The following table gives the details of the subscriptions received at the branches of the State Bank of India at Sangli and Mirai, respectively:-
Year |
Subscription at Sangli Branch |
Subscription at Miraj Branch |
Total |
(1) |
(2) |
(3) |
(4) |
-- |
Rs. |
Rs. |
Rs. |
1958-59 |
33,250 |
3,325 |
36,575 |
1959-60 |
16,625 |
39,900 |
56,525 |
1960-61 |
43,225 |
1,66,250 |
2,09,475 |
1961-62 |
21,280 |
83,125 |
1,04,405 |
Cumulative Time Deposit Scheme.-The Government has introduced this scheme within the framework of the Post-office Savings Bank from 2nd January 1958. This was done with a view to encouraging the habit of regular savings of small amounts which could be useful on specific occasions like marriage, education of children, building a house, etc. The scheme was revised in 1962 to make it more attractive for salaried persons. There are three types of accounts, viz., 5-year, 10-year and 15-year. A person may deposit up to Rs. 200 per month in the first two types and up to Rs. 300 in the 15-year account. Deposits can be made in fixed denominations of Rs. 5, 10, 20, 50, 100, 200 and 300 subject to the limits for individual and joint accounts for each type. The total deposit during the entire period of the accounts is not to exceed Rs. 54,000 in the case of an individual's account or Rs. 1,08,000 in the case of joint accounts. Withdrawals of sums in multiples of Rs. 10 totalling not more than 50 per cent of the deposits made into the account are allowed once in the case of a five-year account, twice in the case of a 10-year account and thrice in the case of 15-year account, after the account has been in operation at least for one year.
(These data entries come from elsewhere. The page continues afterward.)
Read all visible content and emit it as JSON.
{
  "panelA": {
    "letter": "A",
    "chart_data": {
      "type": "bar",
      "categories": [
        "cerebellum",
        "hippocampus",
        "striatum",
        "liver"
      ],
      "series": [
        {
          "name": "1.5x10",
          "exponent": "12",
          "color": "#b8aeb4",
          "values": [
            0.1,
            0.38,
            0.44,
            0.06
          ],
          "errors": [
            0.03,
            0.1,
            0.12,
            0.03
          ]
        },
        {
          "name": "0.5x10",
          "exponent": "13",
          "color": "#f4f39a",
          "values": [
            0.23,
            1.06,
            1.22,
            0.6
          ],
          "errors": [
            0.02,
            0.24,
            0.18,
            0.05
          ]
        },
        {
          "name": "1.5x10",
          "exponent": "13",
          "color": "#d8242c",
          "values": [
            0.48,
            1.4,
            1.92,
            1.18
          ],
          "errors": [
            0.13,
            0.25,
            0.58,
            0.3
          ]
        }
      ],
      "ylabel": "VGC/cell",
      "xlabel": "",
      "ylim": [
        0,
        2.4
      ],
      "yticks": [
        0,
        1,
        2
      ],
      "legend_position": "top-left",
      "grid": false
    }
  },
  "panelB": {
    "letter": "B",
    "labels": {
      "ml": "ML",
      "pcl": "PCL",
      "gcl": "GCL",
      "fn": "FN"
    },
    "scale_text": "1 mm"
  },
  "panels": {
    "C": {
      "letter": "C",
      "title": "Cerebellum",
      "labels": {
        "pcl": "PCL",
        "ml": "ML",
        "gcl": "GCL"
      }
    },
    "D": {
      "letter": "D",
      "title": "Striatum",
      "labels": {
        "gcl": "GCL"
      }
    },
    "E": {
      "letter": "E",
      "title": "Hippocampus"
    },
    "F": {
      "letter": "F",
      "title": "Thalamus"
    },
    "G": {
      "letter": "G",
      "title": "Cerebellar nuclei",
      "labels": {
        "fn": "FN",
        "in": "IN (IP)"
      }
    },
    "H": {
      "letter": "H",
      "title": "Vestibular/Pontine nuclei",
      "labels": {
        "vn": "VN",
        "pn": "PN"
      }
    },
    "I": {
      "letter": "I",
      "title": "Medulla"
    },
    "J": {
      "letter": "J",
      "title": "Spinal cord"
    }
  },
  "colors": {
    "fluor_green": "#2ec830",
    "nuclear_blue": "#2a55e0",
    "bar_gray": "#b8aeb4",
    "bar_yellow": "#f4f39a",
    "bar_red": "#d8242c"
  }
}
The Government of India have now allowed to holders of Fifteen-year Annuity Certificates (I and II series) the facility of surrendering their certificates at any time after a period of 12 months from the date of deposits and obtaining the commutation value thereof. This facility was made available from 1st October, 1962.
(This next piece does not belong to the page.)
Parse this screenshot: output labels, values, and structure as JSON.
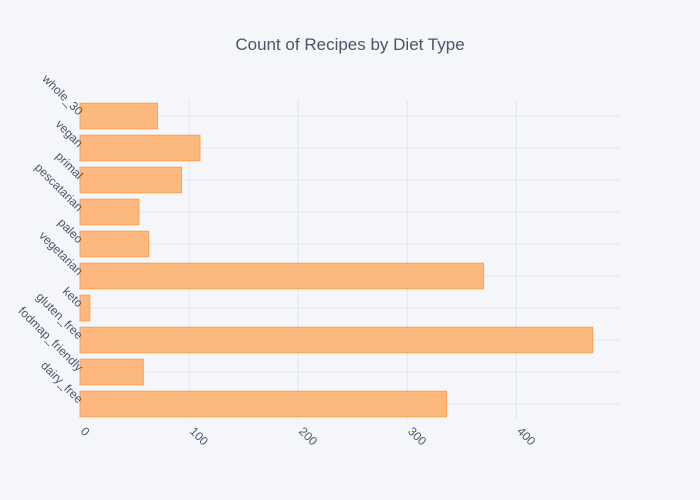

Since the declaration of national emergency in 1962 small savings have been turned towards defence purposes. Accordingly certain changes were introduced in the schemes mentioned above. The Twelve-year National Plan Certifcates, the Ten-year Treasury Saving Deposit Certificates and the Fifteen-year Annuity Certificates were changed into Twelve-year National Defence Certificates, Ten-year Defence Deposit Certificates and the Fifteen-year Cash Annuity Certificates, respectively. Their rates of interest were also raised to Rs. 6.25, Rs. 4.50 and Rs. 4,25 (compound) per annum, respectively.